Ich möchte noch hinzufügen, dass das selbe Phänomen auftaucht, wenn man das Handy im Landscape Modus hält und dann die Wago App startet. Auch hier sieht man für einen Bruchteil einer Sekunde die App und dann wird alles schwarz.
Auf meinen alten iPhone 4S mit iOS 9.3.5 besteht das Problem übrigens auch.
Und ich bin der Meinung, dass dieses Problem seit dem Update der Wago App auf Version 2.0.144 besteht und nicht seit einem iOS Update.


Gesendet von iPhone mit Tapatalk


----------



## Benno (9 Januar 2017)

Hallo Wago-Team,

gibt es hier schon Neuigkeiten. Können Sie mir sonst ein Downgrade der App zuschicken?

Danke für eine Info.

Gruß
Benno


----------



## .:WAGO::0100146:. (18 Januar 2017)

Hallo Benno,

das Problem ist definitiv in der nächsten Version behoben. Es ist jedoch noch kein Releasedatum für die nächste Version bekannt.


----------



## Benno (18 April 2017)

Sehr geehrtes Wago-Team,

gibt es hier schon ein Datum, wann das nächste Update zur Verfügung steht?

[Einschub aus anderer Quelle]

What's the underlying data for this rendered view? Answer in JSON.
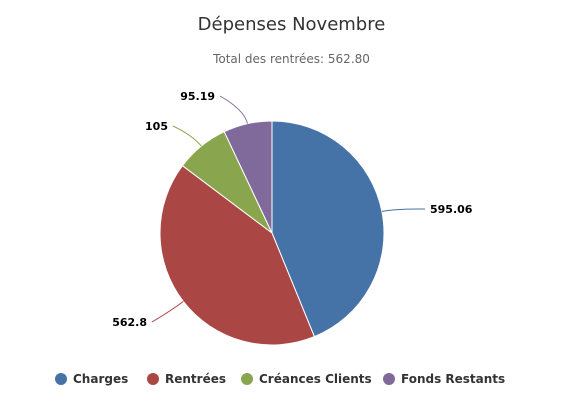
{
  "chart_data": {
    "type": "pie",
    "title": "Dépenses Novembre",
    "subtitle": "Total des rentrées: 562.80",
    "slices": [
      {
        "name": "Charges",
        "value": 595.06,
        "label": "595.06",
        "color": "#4572A7"
      },
      {
        "name": "Rentrées",
        "value": 562.8,
        "label": "562.8",
        "color": "#AA4643"
      },
      {
        "name": "Créances Clients",
        "value": 105,
        "label": "105",
        "color": "#89A54E"
      },
      {
        "name": "Fonds Restants",
        "value": 95.19,
        "label": "95.19",
        "color": "#80699B"
      }
    ],
    "legend_position": "bottom"
  }
}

Danke für eine kurze Info.

Gruß
Benno


----------



## Benno (2 Mai 2017)

*****Push*****


----------



## .:WAGO::0100146:. (5 Mai 2017)

Hallo Benno,

vermutlich wird das Update im laufe des Monats zur Verfügung stehen.


----------



## Benno (14 Mai 2017)

Sehr geehrtes Wago-Team, 

mit dem neuen Version der App ist die Problematik nach sperren des Handys behoben - danke dafür. Jedoch besteht bei der jetzigen Version in Codesys V2.3 das Problem, dass sich 
Bilder oder Shapes in der App nicht mehr bewegen lassen (in meinem Fall die Bewegung absolut). Können Sie das nochmal prüfen, da es meine Visu ohne diese Funktion erheblich beeinträchtigt. Ich hoffe hier handelt es sich nur um ein kleines Problem, was sich kurzfristig beheben lässt. 

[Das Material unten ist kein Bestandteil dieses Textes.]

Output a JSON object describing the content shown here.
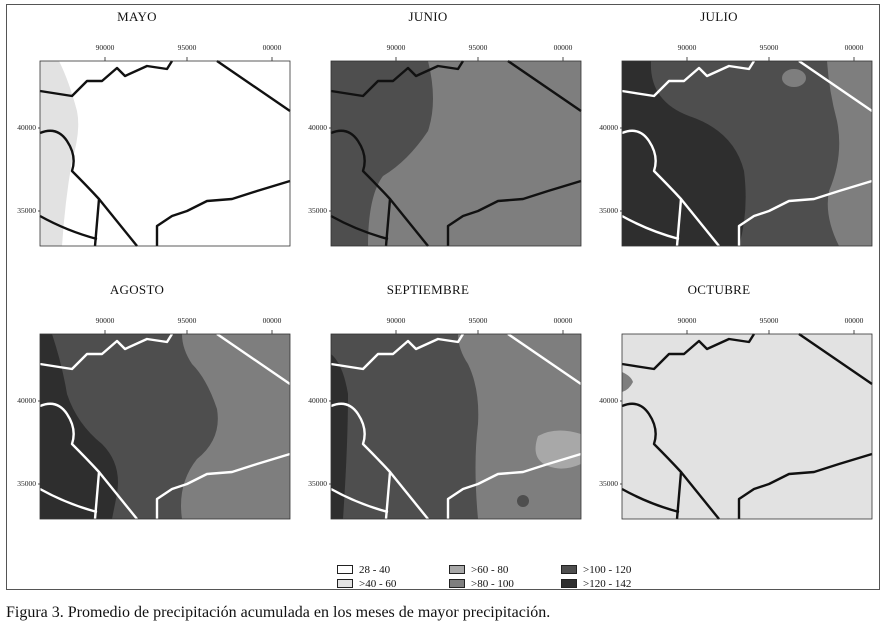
{
  "figure": {
    "caption": "Figura 3. Promedio de precipitación acumulada en los meses de mayor precipitación."
  },
  "axes": {
    "x_ticks": [
      "90000",
      "95000",
      "00000"
    ],
    "y_ticks": [
      "40000",
      "35000"
    ]
  },
  "colors": {
    "c28_40": "#ffffff",
    "c40_60": "#e2e2e2",
    "c60_80": "#a8a8a8",
    "c80_100": "#7e7e7e",
    "c100_120": "#4e4e4e",
    "c120_142": "#2e2e2e",
    "boundary_dark": "#111111",
    "boundary_light": "#ffffff"
  },
  "panels": [
    {
      "id": "mayo",
      "title": "MAYO",
      "dominant_class": "28 - 40",
      "secondary_class": ">40 - 60",
      "boundary_color": "dark"
    },
    {
      "id": "junio",
      "title": "JUNIO",
      "dominant_class": ">80 - 100",
      "secondary_class": ">100 - 120",
      "boundary_color": "dark"
    },
    {
      "id": "julio",
      "title": "JULIO",
      "dominant_class": ">100 - 120",
      "secondary_class": ">120 - 142",
      "boundary_color": "light"
    },
    {
      "id": "agosto",
      "title": "AGOSTO",
      "dominant_class": ">100 - 120",
      "secondary_class": ">80 - 100",
      "boundary_color": "light"
    },
    {
      "id": "septiembre",
      "title": "SEPTIEMBRE",
      "dominant_class": ">100 - 120",
      "secondary_class": ">80 - 100",
      "boundary_color": "light"
    },
    {
      "id": "octubre",
      "title": "OCTUBRE",
      "dominant_class": ">40 - 60",
      "secondary_class": ">80 - 100",
      "boundary_color": "dark"
    }
  ],
  "legend": {
    "items": [
      {
        "label": "28 - 40",
        "color": "#ffffff"
      },
      {
        "label": ">40 - 60",
        "color": "#e2e2e2"
      },
      {
        "label": ">60 - 80",
        "color": "#a8a8a8"
      },
      {
        "label": ">80 - 100",
        "color": "#7e7e7e"
      },
      {
        "label": ">100 - 120",
        "color": "#4e4e4e"
      },
      {
        "label": ">120 - 142",
        "color": "#2e2e2e"
      }
    ]
  }
}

Danke für ein kurzes Feedback.

Mit freundlichen Grüßen 
Benno


----------



## santacrews (15 Mai 2017)

Guten Morgen.
Auch ich möchte mich bedanken, dass das nun endlich funtioniert. 

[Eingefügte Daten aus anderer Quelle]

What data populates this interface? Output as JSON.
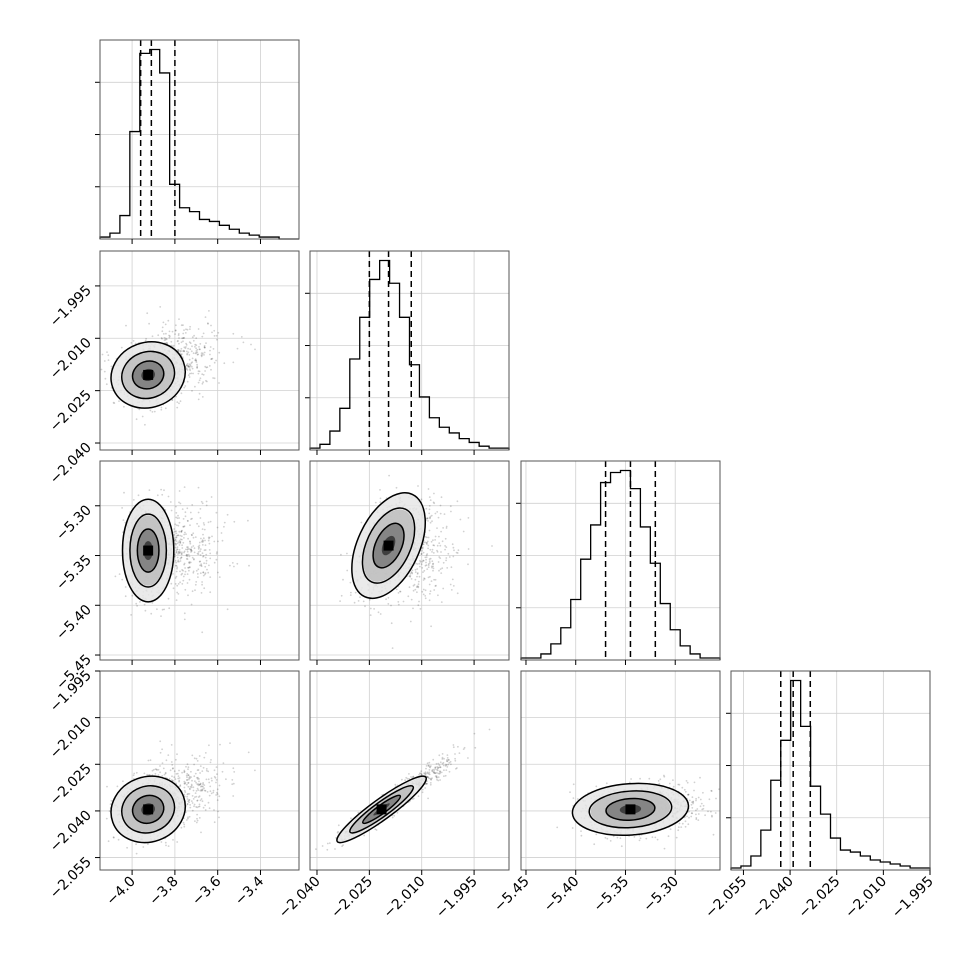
{
  "chart_data": {
    "type": "corner",
    "grid": true,
    "params": [
      {
        "center": -3.91,
        "sigma": 0.06,
        "range": [
          -4.15,
          -3.22
        ],
        "quantiles": [
          -3.96,
          -3.91,
          -3.8
        ],
        "ticks": [
          -4.0,
          -3.8,
          -3.6,
          -3.4
        ],
        "tick_labels": [
          "−4.0",
          "−3.8",
          "−3.6",
          "−3.4"
        ],
        "hist": [
          1,
          3,
          12,
          55,
          95,
          97,
          85,
          28,
          16,
          14,
          10,
          9,
          7,
          5,
          3,
          2,
          1,
          1,
          0,
          0
        ]
      },
      {
        "center": -2.0195,
        "sigma": 0.004,
        "range": [
          -2.042,
          -1.985
        ],
        "quantiles": [
          -2.025,
          -2.0195,
          -2.013
        ],
        "ticks": [
          -2.04,
          -2.025,
          -2.01,
          -1.995
        ],
        "tick_labels": [
          "−2.040",
          "−2.025",
          "−2.010",
          "−1.995"
        ],
        "hist": [
          1,
          3,
          10,
          22,
          48,
          70,
          90,
          100,
          88,
          70,
          45,
          28,
          17,
          12,
          9,
          6,
          4,
          2,
          1,
          1
        ]
      },
      {
        "center": -5.345,
        "sigma": 0.025,
        "range": [
          -5.455,
          -5.255
        ],
        "quantiles": [
          -5.37,
          -5.345,
          -5.32
        ],
        "ticks": [
          -5.45,
          -5.4,
          -5.35,
          -5.3
        ],
        "tick_labels": [
          "−5.45",
          "−5.40",
          "−5.35",
          "−5.30"
        ],
        "hist": [
          1,
          1,
          3,
          8,
          16,
          30,
          50,
          67,
          88,
          93,
          94,
          85,
          66,
          48,
          28,
          15,
          7,
          3,
          1,
          1
        ]
      },
      {
        "center": -2.039,
        "sigma": 0.003,
        "range": [
          -2.059,
          -1.995
        ],
        "quantiles": [
          -2.043,
          -2.039,
          -2.0335
        ],
        "ticks": [
          -2.055,
          -2.04,
          -2.025,
          -2.01,
          -1.995
        ],
        "tick_labels": [
          "−2.055",
          "−2.040",
          "−2.025",
          "−2.010",
          "−1.995"
        ],
        "hist": [
          1,
          2,
          7,
          20,
          45,
          65,
          95,
          72,
          42,
          28,
          16,
          10,
          9,
          7,
          5,
          4,
          3,
          2,
          1,
          1
        ]
      }
    ],
    "pairs": [
      {
        "row": 1,
        "col": 0,
        "shape": "blob",
        "center": [
          -3.925,
          -2.0205
        ]
      },
      {
        "row": 2,
        "col": 0,
        "shape": "vertical-ellipse",
        "center": [
          -3.925,
          -5.345
        ]
      },
      {
        "row": 2,
        "col": 1,
        "shape": "tilted-ellipse",
        "center": [
          -2.0195,
          -5.34
        ]
      },
      {
        "row": 3,
        "col": 0,
        "shape": "blob",
        "center": [
          -3.925,
          -2.0395
        ]
      },
      {
        "row": 3,
        "col": 1,
        "shape": "narrow-diagonal",
        "center": [
          -2.0215,
          -2.0395
        ]
      },
      {
        "row": 3,
        "col": 2,
        "shape": "horizontal-ellipse",
        "center": [
          -5.345,
          -2.0395
        ]
      }
    ]
  }
}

Ich habe zwar nur relative Bewegungen in meiner WebVisu. Diese funktionieren jedoch einwandfrei.

Ich habe aber auch noch nicht das JAVA Update installiert, was man vor Monaten mal machen sollte. Vielleicht hängt das damit zusammen?


----------



## Benno (15 Mai 2017)

Relative Bewegungen funktionieren bei mir auch wie gehabt. Nur bei den absoluten Bewegungen tut sich nichts mehr.


----------



## .:WAGO::0100146:. (16 Mai 2017)

Hallo santacrews,

wir konnten das beschriebene Verhalten nachstellen und werden es weiter untersuchen.


----------



## Benno (10 Juli 2017)

Hallo Team-Wago,

gibt es hier schon was neues? 

Danke für eine kurze Info.

Gruß
Benno


----------



## Benno (26 Juli 2017)

+++++push++++++


----------



## Benno (31 August 2017)

+++++push++++++


----------



## Benno (2 Juli 2018)

Hallo Team Wago,

wie ist hier der Stand?

Gruß


----------